Le mot gratuité  est un mot privilégié de nos langues modernes surtout quand il  s'agit de la création artistique. Il a d'abord un sens économique. Est gratuit, ce qui est sans contre partie. C'est le contraire de ce qui a du prix.  Mais il ne faut pas oublier le sens religieux et même théologique du mot « gratuit ». Il vient du mot « grâce» au sens d'un don gratuit de Dieu qui précède toute œuvre méritoire de la part de l'homme. Pour les chrétiens de la Réforme depuis Luther, tout est « grâce » de la part de Dieu et la libre réponse de l'homme est elle-même un don de Dieu.

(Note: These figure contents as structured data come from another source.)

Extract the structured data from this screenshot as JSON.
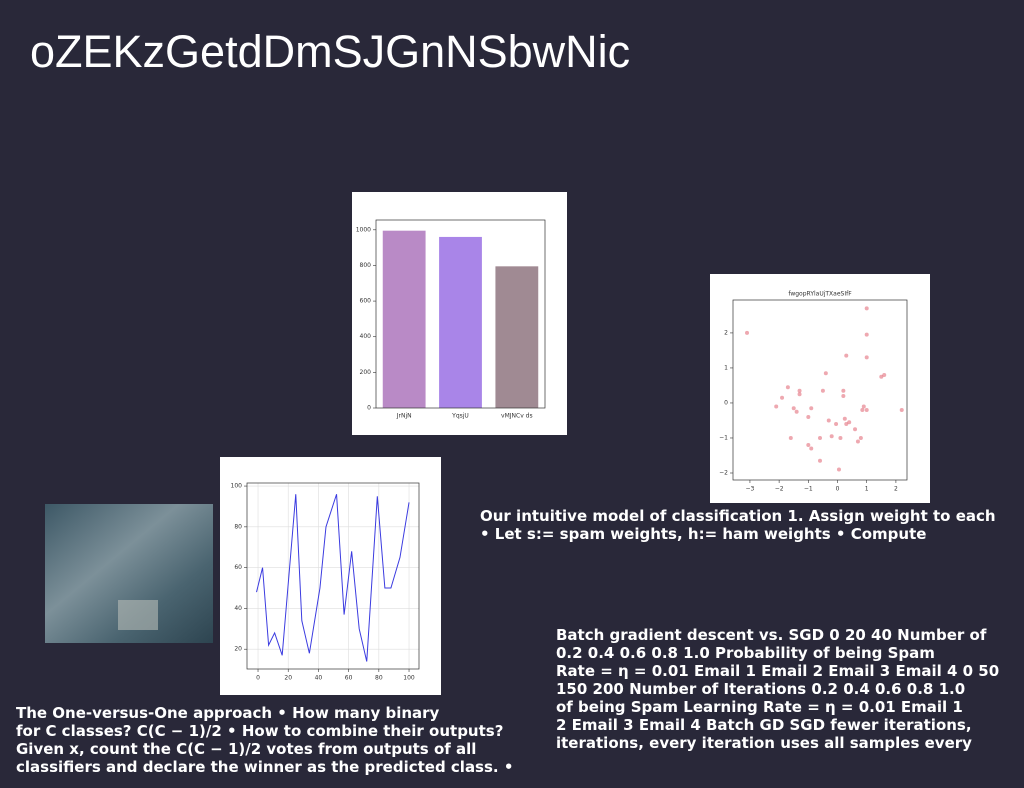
{
  "title": "oZEKzGetdDmSJGnNSbwNic",
  "chart_data": [
    {
      "type": "bar",
      "categories": [
        "JrNjN",
        "YqsjU",
        "vMJNCv ds"
      ],
      "values": [
        995,
        960,
        795
      ],
      "colors": [
        "#b98ac6",
        "#a985e8",
        "#a08a93"
      ],
      "ylim": [
        0,
        1055
      ],
      "yticks": [
        0,
        200,
        400,
        600,
        800,
        1000
      ],
      "grid": false
    },
    {
      "type": "scatter",
      "title": "fwgopRYlaUjTXaeSIfF",
      "color": "#e06070",
      "x": [
        -3.1,
        1.0,
        1.0,
        0.3,
        1.0,
        1.6,
        1.5,
        -0.4,
        -1.7,
        -1.3,
        -1.3,
        -0.5,
        0.2,
        0.2,
        -1.9,
        -2.1,
        -1.5,
        -1.4,
        -0.9,
        0.9,
        1.0,
        0.85,
        2.2,
        -1.0,
        -0.3,
        0.25,
        0.3,
        0.4,
        -0.05,
        0.6,
        -0.2,
        -1.6,
        -0.6,
        0.1,
        0.8,
        0.7,
        -1.0,
        -0.9,
        -0.6,
        0.05
      ],
      "values": [
        2.0,
        2.7,
        1.95,
        1.35,
        1.3,
        0.8,
        0.75,
        0.85,
        0.45,
        0.35,
        0.25,
        0.35,
        0.35,
        0.2,
        0.15,
        -0.1,
        -0.15,
        -0.25,
        -0.15,
        -0.1,
        -0.2,
        -0.2,
        -0.2,
        -0.4,
        -0.5,
        -0.45,
        -0.6,
        -0.55,
        -0.6,
        -0.75,
        -0.95,
        -1.0,
        -1.0,
        -1.0,
        -1.0,
        -1.1,
        -1.2,
        -1.3,
        -1.65,
        -1.9
      ],
      "xlim": [
        -3.58,
        2.38
      ],
      "ylim": [
        -2.2,
        2.94
      ],
      "xticks": [
        {
          "value": -3,
          "label": "−3"
        },
        {
          "value": -2,
          "label": "−2"
        },
        {
          "value": -1,
          "label": "−1"
        },
        0,
        1,
        2
      ],
      "yticks": [
        {
          "value": -2,
          "label": "−2"
        },
        {
          "value": -1,
          "label": "−1"
        },
        0,
        1,
        2
      ],
      "grid": false
    },
    {
      "type": "line",
      "color": "#3b3be0",
      "x": [
        -1,
        3,
        7,
        11,
        16,
        25,
        29,
        34,
        41,
        45,
        52,
        57,
        62,
        67,
        72,
        79,
        84,
        88,
        94,
        100
      ],
      "values": [
        48,
        60,
        22,
        28,
        17,
        96,
        34,
        18,
        50,
        80,
        96,
        37,
        68,
        30,
        14,
        95,
        50,
        50,
        65,
        92
      ],
      "xlim": [
        -7.3,
        106.6
      ],
      "ylim": [
        10.3,
        101.5
      ],
      "xticks": [
        0,
        20,
        40,
        60,
        80,
        100
      ],
      "yticks": [
        20,
        40,
        60,
        80,
        100
      ],
      "grid": true
    }
  ],
  "texts": [
    [
      "Our intuitive model of classification 1. Assign weight to each",
      "• Let s:= spam weights, h:= ham weights • Compute"
    ],
    [
      "Batch gradient descent vs. SGD 0 20 40 Number of",
      "0.2 0.4 0.6 0.8 1.0 Probability of being Spam",
      "Rate = η = 0.01 Email 1 Email 2 Email 3 Email 4 0 50",
      "150 200 Number of Iterations 0.2 0.4 0.6 0.8 1.0",
      "of being Spam Learning Rate = η = 0.01 Email 1",
      "2 Email 3 Email 4 Batch GD SGD fewer iterations,",
      "iterations, every iteration uses all samples every"
    ],
    [
      "The One-versus-One approach • How many binary",
      "for C classes? C(C − 1)/2 • How to combine their outputs?",
      "Given x, count the C(C − 1)/2 votes from outputs of all",
      "classifiers and declare the winner as the predicted class. •"
    ]
  ]
}
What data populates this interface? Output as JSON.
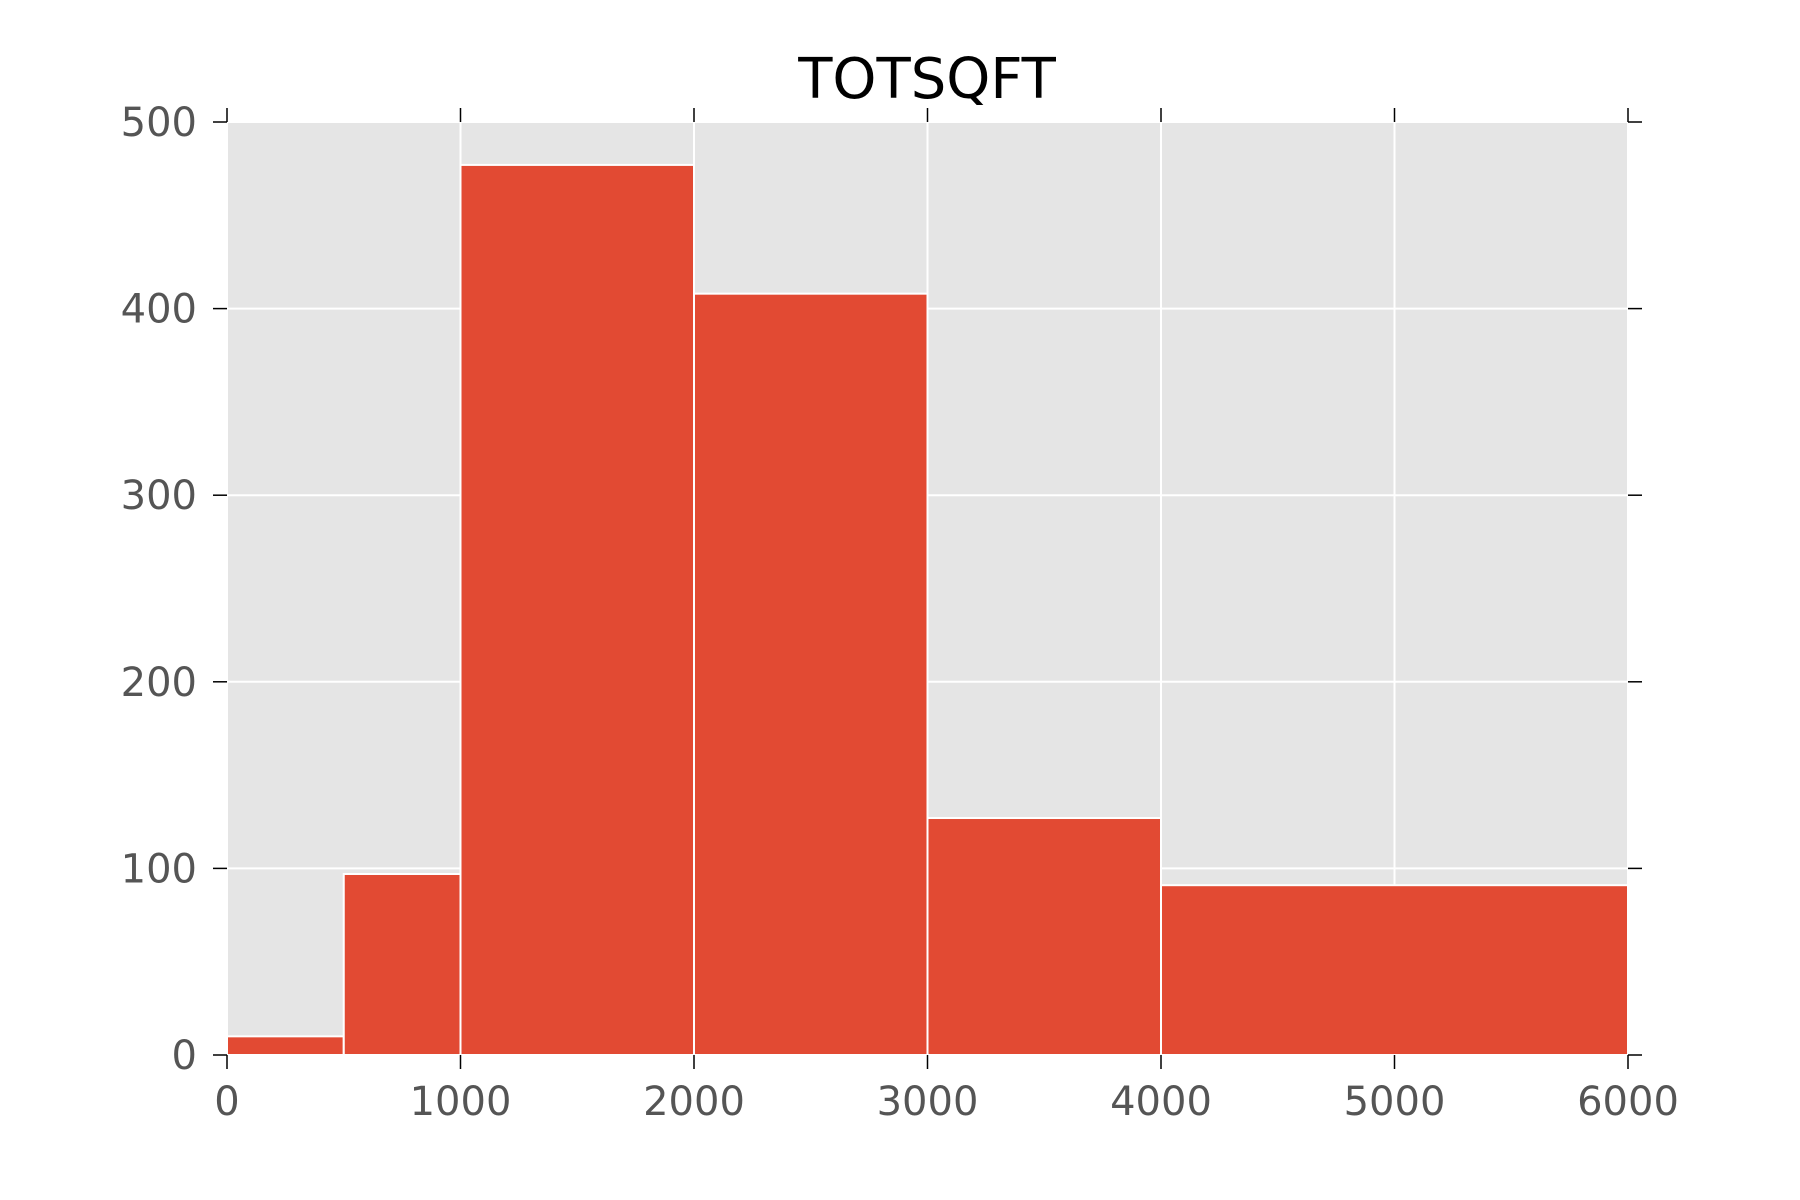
{
  "chart_data": {
    "type": "bar",
    "title": "TOTSQFT",
    "xlabel": "",
    "ylabel": "",
    "bins": [
      {
        "x0": 0,
        "x1": 500,
        "count": 10
      },
      {
        "x0": 500,
        "x1": 1000,
        "count": 97
      },
      {
        "x0": 1000,
        "x1": 2000,
        "count": 477
      },
      {
        "x0": 2000,
        "x1": 3000,
        "count": 408
      },
      {
        "x0": 3000,
        "x1": 4000,
        "count": 127
      },
      {
        "x0": 4000,
        "x1": 6000,
        "count": 91
      }
    ],
    "xlim": [
      0,
      6000
    ],
    "ylim": [
      0,
      500
    ],
    "xticks": [
      0,
      1000,
      2000,
      3000,
      4000,
      5000,
      6000
    ],
    "yticks": [
      0,
      100,
      200,
      300,
      400,
      500
    ],
    "grid": true,
    "colors": {
      "bar": "#E24A33",
      "background": "#E5E5E5",
      "grid": "#FFFFFF",
      "tick_label": "#555555"
    }
  }
}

Mais le mot “grâce” désigne aussi tout ce qui est irréductible à l'objectivable et au mesurable. C'est le sens du mot grec charis. Il s'agit alors de ce qui relève de l'ordre du charme et de la beauté, ce qui est gracieux. (cf. Marie pleine de grâce, c'est-à-dire, pleine du don de Dieu et gracieuse). Dans ce dernier sens, nous ne sommes plus dans le registre de l'utile mais dans celui du luxe, de la dépense et de l'excès. Nous sommes bien dans l'ordre du gratuit et pourtant, nous ne sommes pas dans le domaine de l'arbitraire ou du fortuit. Qu'il s'agisse de la beauté de la nature, de notre environnement ou des créations de l'art, nous sommes dans l'ordre du plus que nécessaire.

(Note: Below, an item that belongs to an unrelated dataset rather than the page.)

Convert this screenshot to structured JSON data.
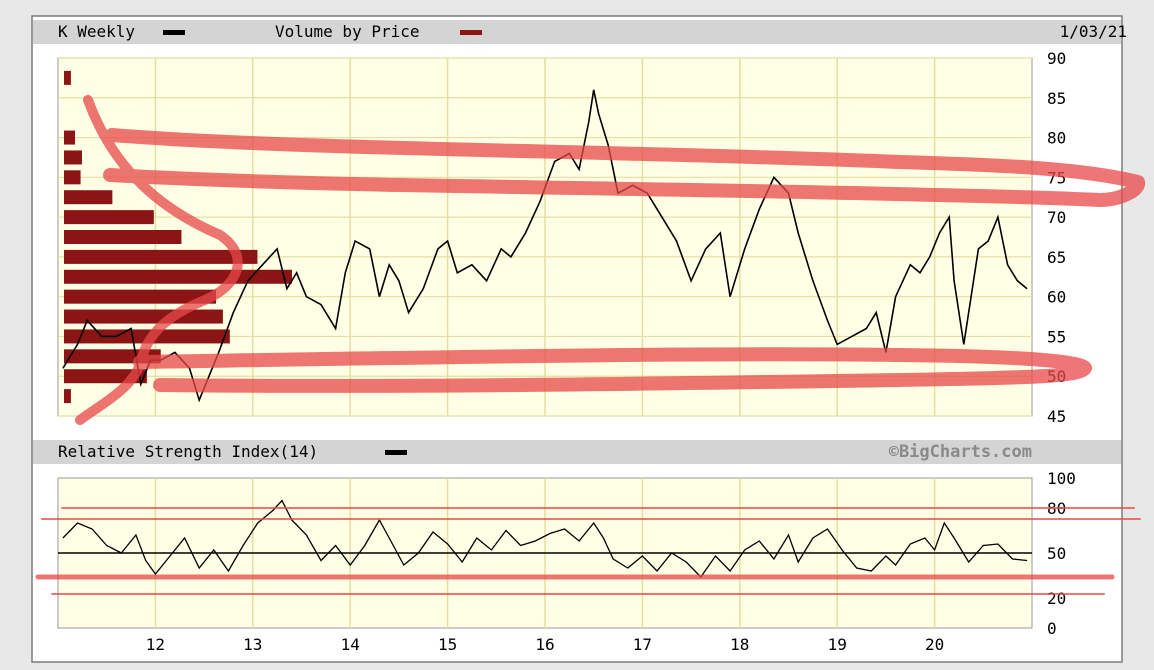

Le mystère de celui que nous appelons Dieu nous oblige à dépasser l'opposition entre le contingent et le nécessaire. Dieu est gratuit parce que l'être humain peut être authentiquement homme sans Dieu et il est plus que nécessaire parce que si Dieu se révèle, l'homme fait une nouvelle expérience de sa finitude éphémère. Il reconnaît Dieu comme Celui qui décide de l'être contre le non être, contre le néant. Il s'agit finalement de dépasser le besoin d'un Dieu qui  serait encore le Dieu de nos utilités pour accéder au désir d'un plus grand que soi qui demeure dans son Altérité impénétrable. “Notre désir est sans remède” disait Thérèse d'Avila. L'homme ou la femme n'est jamais pur besoin ni pur désir. Ils sont les deux. Selon le mot d'Emmanuel Lévinas, “Dieu répond au besoin luxueux de l'homme”.